Fées noires & Dames sombres – La Gorgone
La Gorgone
Ses cheveux sont autant de serpents s’entrelaçant et prêts à vous mordre. Son regard à la pupille fendue vous captive et vous hypnotise pour vous changer doucement en pierre. Sa langue fourchue modifie chaque son sortant de sa bouche en une râpeuse mélodie qui vous attire en ses pièges. Malheur à l’imprudent qui se laisse prendre, nul ne le verra plus jamais si ce n’est sous sa forme de pierre, le visage tordu par la frayeur.
C’est lors d’un voyage en Grèce que je l’ai vue. Le groupe avec qui j’étais parti s’était arrêté dans les ruines d’un ancien temple. Un de mes amis, archéologue, était occupé à nous expliquer l’histoire du site quand mon regard fut attiré par un trou béant sous un amoncellement de pierres, à quelques dizaines de mètres de là où nous nous tenions. Je m’éclipsais discrètement du groupe pour me diriger vers l’objet de ma curiosité. C’était l’entrée d’un autre temple, semblait-il, qui s’enfonçait, lui, dans la terre. La pierre de front était encore visible, sur celle-ci, on distinguait clairement la gravure d’un serpent. Je me remémorais les leçons de notre archéologue. Le serpent était considéré en Grèce comme un génie, une sorte de gardien des lieux, du foyer. Ce devait être là un temple où étaient célébrées les forces chthoniennes. Je m’y enfonçai.

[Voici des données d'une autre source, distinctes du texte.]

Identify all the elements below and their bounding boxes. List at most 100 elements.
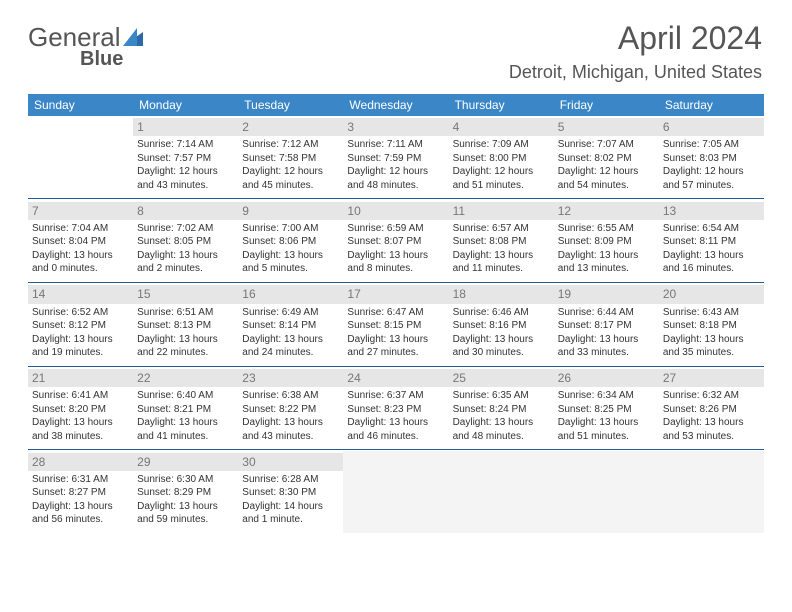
sunrise-text: Sunrise: 6:59 AM <box>347 222 444 236</box>
daylight-text: Daylight: 13 hours and 41 minutes. <box>137 416 234 443</box>
sunrise-text: Sunrise: 7:04 AM <box>32 222 129 236</box>
daylight-text: Daylight: 12 hours and 54 minutes. <box>558 165 655 192</box>
logo-icon <box>123 28 145 48</box>
calendar-cell: 15Sunrise: 6:51 AMSunset: 8:13 PMDayligh… <box>133 283 238 366</box>
calendar-cell: 27Sunrise: 6:32 AMSunset: 8:26 PMDayligh… <box>659 367 764 450</box>
day-number: 25 <box>449 369 554 387</box>
sunset-text: Sunset: 7:58 PM <box>242 152 339 166</box>
day-number: 13 <box>659 202 764 220</box>
sunset-text: Sunset: 8:26 PM <box>663 403 760 417</box>
calendar-cell: 6Sunrise: 7:05 AMSunset: 8:03 PMDaylight… <box>659 116 764 199</box>
day-number: 8 <box>133 202 238 220</box>
calendar-cell <box>554 451 659 533</box>
daylight-text: Daylight: 13 hours and 35 minutes. <box>663 333 760 360</box>
logo-text-blue: Blue <box>80 48 123 71</box>
calendar-cell: 28Sunrise: 6:31 AMSunset: 8:27 PMDayligh… <box>28 451 133 533</box>
calendar-cell <box>659 451 764 533</box>
calendar-table: SundayMondayTuesdayWednesdayThursdayFrid… <box>28 94 764 533</box>
daylight-text: Daylight: 13 hours and 43 minutes. <box>242 416 339 443</box>
day-number: 28 <box>28 453 133 471</box>
calendar-cell: 8 Sunrise: 7:02 AMSunset: 8:05 PMDaylight… <box>133 200 238 283</box>
day-number: 23 <box>238 369 343 387</box>
sunset-text: Sunset: 8:16 PM <box>453 319 550 333</box>
calendar-week-row: 21Sunrise: 6:41 AMSunset: 8:20 PMDayligh… <box>28 367 764 450</box>
calendar-cell: 11Sunrise: 6:57 AMSunset: 8:08 PMDayligh… <box>449 200 554 283</box>
day-number: 20 <box>659 285 764 303</box>
day-number: 4 <box>449 118 554 136</box>
sunset-text: Sunset: 8:08 PM <box>453 235 550 249</box>
sunset-text: Sunset: 8:14 PM <box>242 319 339 333</box>
sunrise-text: Sunrise: 7:05 AM <box>663 138 760 152</box>
calendar-cell: 2Sunrise: 7:12 AMSunset: 7:58 PMDaylight… <box>238 116 343 199</box>
sunset-text: Sunset: 8:22 PM <box>242 403 339 417</box>
daylight-text: Daylight: 13 hours and 2 minutes. <box>137 249 234 276</box>
day-number: 15 <box>133 285 238 303</box>
day-number: 19 <box>554 285 659 303</box>
daylight-text: Daylight: 12 hours and 43 minutes. <box>137 165 234 192</box>
daylight-text: Daylight: 13 hours and 56 minutes. <box>32 500 129 527</box>
day-number: 21 <box>28 369 133 387</box>
sunset-text: Sunset: 8:13 PM <box>137 319 234 333</box>
sunset-text: Sunset: 8:04 PM <box>32 235 129 249</box>
sunset-text: Sunset: 8:24 PM <box>453 403 550 417</box>
day-number: 22 <box>133 369 238 387</box>
sunrise-text: Sunrise: 6:46 AM <box>453 306 550 320</box>
daylight-text: Daylight: 13 hours and 53 minutes. <box>663 416 760 443</box>
sunset-text: Sunset: 8:15 PM <box>347 319 444 333</box>
day-number: 10 <box>343 202 448 220</box>
calendar-cell: 12Sunrise: 6:55 AMSunset: 8:09 PMDayligh… <box>554 200 659 283</box>
sunrise-text: Sunrise: 7:11 AM <box>347 138 444 152</box>
sunset-text: Sunset: 7:59 PM <box>347 152 444 166</box>
sunrise-text: Sunrise: 6:52 AM <box>32 306 129 320</box>
sunset-text: Sunset: 8:06 PM <box>242 235 339 249</box>
daylight-text: Daylight: 12 hours and 48 minutes. <box>347 165 444 192</box>
calendar-cell: 20Sunrise: 6:43 AMSunset: 8:18 PMDayligh… <box>659 283 764 366</box>
sunrise-text: Sunrise: 6:51 AM <box>137 306 234 320</box>
sunrise-text: Sunrise: 6:43 AM <box>663 306 760 320</box>
daylight-text: Daylight: 13 hours and 48 minutes. <box>453 416 550 443</box>
calendar-cell: 3Sunrise: 7:11 AMSunset: 7:59 PMDaylight… <box>343 116 448 199</box>
sunset-text: Sunset: 8:11 PM <box>663 235 760 249</box>
calendar-cell: 4Sunrise: 7:09 AMSunset: 8:00 PMDaylight… <box>449 116 554 199</box>
calendar-cell: 21Sunrise: 6:41 AMSunset: 8:20 PMDayligh… <box>28 367 133 450</box>
day-number: 24 <box>343 369 448 387</box>
sunrise-text: Sunrise: 6:30 AM <box>137 473 234 487</box>
sunset-text: Sunset: 8:09 PM <box>558 235 655 249</box>
day-number: 2 <box>238 118 343 136</box>
day-number: 6 <box>659 118 764 136</box>
calendar-cell: 30Sunrise: 6:28 AMSunset: 8:30 PMDayligh… <box>238 451 343 533</box>
sunrise-text: Sunrise: 6:47 AM <box>347 306 444 320</box>
sunrise-text: Sunrise: 7:02 AM <box>137 222 234 236</box>
daylight-text: Daylight: 13 hours and 24 minutes. <box>242 333 339 360</box>
sunrise-text: Sunrise: 6:55 AM <box>558 222 655 236</box>
daylight-text: Daylight: 13 hours and 5 minutes. <box>242 249 339 276</box>
day-header: Wednesday <box>343 94 448 116</box>
sunrise-text: Sunrise: 6:41 AM <box>32 389 129 403</box>
sunset-text: Sunset: 8:05 PM <box>137 235 234 249</box>
calendar-cell <box>449 451 554 533</box>
calendar-cell: 26Sunrise: 6:34 AMSunset: 8:25 PMDayligh… <box>554 367 659 450</box>
sunrise-text: Sunrise: 6:28 AM <box>242 473 339 487</box>
calendar-cell: 9Sunrise: 7:00 AMSunset: 8:06 PMDaylight… <box>238 200 343 283</box>
sunset-text: Sunset: 8:29 PM <box>137 486 234 500</box>
sunrise-text: Sunrise: 7:07 AM <box>558 138 655 152</box>
calendar-week-row: 14Sunrise: 6:52 AMSunset: 8:12 PMDayligh… <box>28 283 764 366</box>
sunset-text: Sunset: 7:57 PM <box>137 152 234 166</box>
daylight-text: Daylight: 13 hours and 30 minutes. <box>453 333 550 360</box>
daylight-text: Daylight: 13 hours and 38 minutes. <box>32 416 129 443</box>
daylight-text: Daylight: 13 hours and 59 minutes. <box>137 500 234 527</box>
day-header: Tuesday <box>238 94 343 116</box>
page-title: April 2024 <box>618 20 762 57</box>
sunset-text: Sunset: 8:02 PM <box>558 152 655 166</box>
daylight-text: Daylight: 13 hours and 16 minutes. <box>663 249 760 276</box>
sunset-text: Sunset: 8:00 PM <box>453 152 550 166</box>
sunrise-text: Sunrise: 6:31 AM <box>32 473 129 487</box>
calendar-cell: 24Sunrise: 6:37 AMSunset: 8:23 PMDayligh… <box>343 367 448 450</box>
calendar-cell: 29Sunrise: 6:30 AMSunset: 8:29 PMDayligh… <box>133 451 238 533</box>
daylight-text: Daylight: 13 hours and 11 minutes. <box>453 249 550 276</box>
daylight-text: Daylight: 13 hours and 19 minutes. <box>32 333 129 360</box>
calendar-cell: 16Sunrise: 6:49 AMSunset: 8:14 PMDayligh… <box>238 283 343 366</box>
day-number: 7 <box>28 202 133 220</box>
day-header: Friday <box>554 94 659 116</box>
day-header: Monday <box>133 94 238 116</box>
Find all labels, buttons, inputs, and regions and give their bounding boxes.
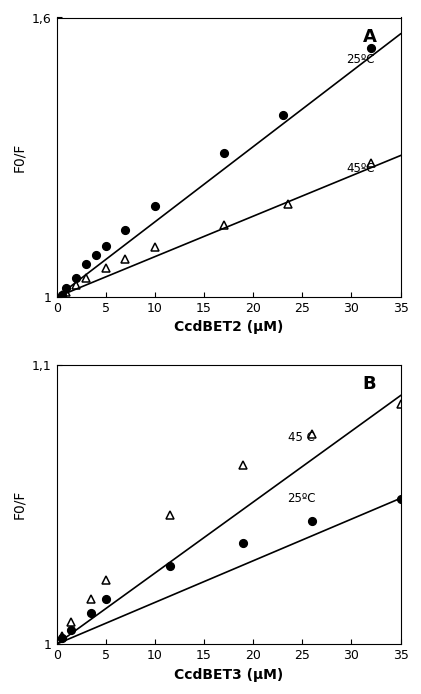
- Y-axis label: F0/F: F0/F: [13, 489, 27, 519]
- X-axis label: CcdBET2 (μM): CcdBET2 (μM): [174, 321, 283, 335]
- Text: 25ºC: 25ºC: [346, 53, 375, 66]
- Text: 45ºC: 45ºC: [346, 162, 375, 176]
- Y-axis label: F0/F: F0/F: [13, 142, 27, 172]
- X-axis label: CcdBET3 (μM): CcdBET3 (μM): [174, 668, 283, 682]
- Text: A: A: [362, 28, 376, 46]
- Text: 45 C: 45 C: [288, 431, 314, 443]
- Text: B: B: [363, 375, 376, 393]
- Text: 25ºC: 25ºC: [288, 492, 316, 505]
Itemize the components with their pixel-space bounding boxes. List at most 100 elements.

A la lueur de la torche que j’avais sortie de ma poche, je balayai les murs. Il y avait de nombreux signes gravés, certains au ras du sol faisaient preuve d’une écriture bien moins géométrique que les autres, comme si ces mots-là avaient été grattés de manière officieuse comme le sont ces phrases que laissent les amoureux sur les murs ou les prisonniers dans leurs cellules. Ce dernier exemple me donna le frisson. Et si cet édifice, qui descendait sous terre avait été une prison ? Au moment même où mon imagination m’entraînait vers cette idée, j’arrivai dans une grande salle qui terminait semble-t-il mon périple. Au centre, des pierres brisées laissaient penser qu’il y avait eu là un autel pour quelque sacrifice en l’honneur de celui ou celle à qui était dédié ce petit temple. Je m’apprêtai à faire demi-tour lorsque ma lampe porta sur une fissure dans le mur du fond. Je m’approchai et vis que les deux pans s’étaient écartés d’un demi-mètre. Le trou ainsi formé laissait entrevoir un second espace. Je grimpai sur les gravats obstruant en partie l’accès à cette seconde salle et passai la tête par l’orifice. Les murs étaient peints, des scènes de combat, des offrandes, des moments familiaux… Des tableaux très divers mais qui avaient tous un point en commun : partout, des serpents étaient représentés. C’était là sans doute une fameuse découverte, la brèche semblait récente. Je m’apprêtais à faire demi-tour pour aller chercher mon ami archéologue quand un léger sifflement attira mon attention sur la droite. Par réflexe, j’avais déjà pointé ma torche sur l’origine du bruit. Il y avait là quelqu’un. Une femme était assise. Elle tenait son visage entre ses mains et sanglotait. Sa chevelure était faite d’épaisses tresses ou de dreadlocks comme en portent souvent les jeunes. A travers ses mains, elle murmurait quelque chose. C’était du grec ancien. Mes rudiments en la matière me permirent de comprendre quelques mots. Elle disait « Fuir… Mort… Pierre… ». C’est alors que je vis la chevelure se mouvoir. Ce n’était pas des cheveux, c’était des dizaines de serpents entrelacés. Je me souvins des légendes sur les Gorgones et je sus à cet instant précis que ce n’était pas un temple, mais bel et bien une prison. Celle d’un être maudit et qui s’y morfondait depuis des millénaires. Je regagnai le groupe d’amis sans leur révéler ma découverte. J’espère toujours que la créature demeure au fond de son trou.
Pfiouh, il a eu du bol, de pas être changé en pierre !
Bon, il n’a pas joué aux héros comme Persée, mais cette créature fait pitié, dans ce récit.
C’est triste…
Enfin, personne n’est mort, c’est l’essentiel.